The Association of National Advertisers (ANA) indicated that global programmatic spending “is on track to exceed $200 billion” this year. Further, it noted that PwC estimated that “more than 70% “of a typical advertiser’s budget “does not result in media that reaches the end consumer.”
Where does the money go you ask? According to the ANA the shortfall “factors in ad fees, fraud, non-viewable impressions, non-brand-safe placements and unknown allocations.”
These findings should do little to inspire confidence within the C-suite of any advertiser organization. The alarm bells should be going off when one considers that more than 50% of an advertiser’s spending goes to digital media and that the majority of that is purchased programmatically. Add in the growing percentage of TV, radio and out-of-home advertising being purchased programmatically and the level of working media for most advertisers is seriously compromised.
Thus, while we applaud the ANA’s recently announced initiative to engage PwC, Kroll, and Trustworthy Accountability Group (TAG) to conduct an in-depth study of the “programmatic buying ecosystem” we continue to have reservations.
The reason for our apprehension? The lack of meaningful progress that followed the findings of the ANA’s 2016 study of “Media Transparency in the U.S. Advertising Industry.” This combined with the fact that advertisers continue to allocate a greater share of their ad budget to sectors of the media marketplace that are fraught with non-transparency and brand safety challenges, fraudulent activity and where intermediaries tack on fees that seriously dilute an advertiser’s investment.
We understand that the advertising marketplace is complex and rapidly changing.
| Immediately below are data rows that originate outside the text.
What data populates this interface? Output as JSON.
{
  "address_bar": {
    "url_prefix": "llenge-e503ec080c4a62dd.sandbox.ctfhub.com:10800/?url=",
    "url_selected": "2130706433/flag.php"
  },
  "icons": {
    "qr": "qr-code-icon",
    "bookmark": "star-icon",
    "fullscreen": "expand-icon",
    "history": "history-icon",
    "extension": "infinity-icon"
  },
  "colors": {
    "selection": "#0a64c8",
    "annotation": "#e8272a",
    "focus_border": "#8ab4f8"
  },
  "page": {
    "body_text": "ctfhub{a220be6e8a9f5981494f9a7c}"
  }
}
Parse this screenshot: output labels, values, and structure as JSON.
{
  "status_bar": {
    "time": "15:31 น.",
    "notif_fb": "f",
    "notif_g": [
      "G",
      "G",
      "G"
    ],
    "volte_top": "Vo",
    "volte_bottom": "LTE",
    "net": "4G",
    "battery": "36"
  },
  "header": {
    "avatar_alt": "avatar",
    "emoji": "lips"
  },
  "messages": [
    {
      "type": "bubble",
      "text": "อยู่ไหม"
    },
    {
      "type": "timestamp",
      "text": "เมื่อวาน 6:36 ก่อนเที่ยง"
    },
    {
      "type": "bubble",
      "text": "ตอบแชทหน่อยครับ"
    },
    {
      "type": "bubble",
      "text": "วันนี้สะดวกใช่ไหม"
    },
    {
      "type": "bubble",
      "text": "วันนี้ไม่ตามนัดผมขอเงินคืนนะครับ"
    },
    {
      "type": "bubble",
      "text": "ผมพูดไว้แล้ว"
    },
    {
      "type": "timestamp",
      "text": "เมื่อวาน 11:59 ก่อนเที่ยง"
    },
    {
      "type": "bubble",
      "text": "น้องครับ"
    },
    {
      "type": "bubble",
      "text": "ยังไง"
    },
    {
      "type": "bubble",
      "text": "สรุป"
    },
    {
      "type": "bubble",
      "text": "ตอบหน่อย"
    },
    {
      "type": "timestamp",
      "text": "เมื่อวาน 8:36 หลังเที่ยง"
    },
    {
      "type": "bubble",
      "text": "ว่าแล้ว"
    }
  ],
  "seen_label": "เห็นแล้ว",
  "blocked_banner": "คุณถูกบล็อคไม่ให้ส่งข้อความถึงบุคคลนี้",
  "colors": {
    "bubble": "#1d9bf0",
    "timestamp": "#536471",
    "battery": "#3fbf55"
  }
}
But there is no rationale for money being siphoned away from exposing an advertiser’s message to consumers.
It is our belief that the quickest way to address these challenges is for advertisers to publicly announce that they will be curtailing their programmatic ad spending until the requisite safety measures and processes are in place to safeguard their investment. Then, and only then, will media ownership groups, ad technology providers and media service agencies get serious about eliminating waste and improving efficiencies. In the words of the 18th century French writer, Voltaire:
“When it is a question of money, everybody is of the same religion.”
At a minimum, as good measure to vouch for the funds already invested, advertisers may want to seriously consider a combination of financial and media performance audits to fully understand how their advertising investments are being managed.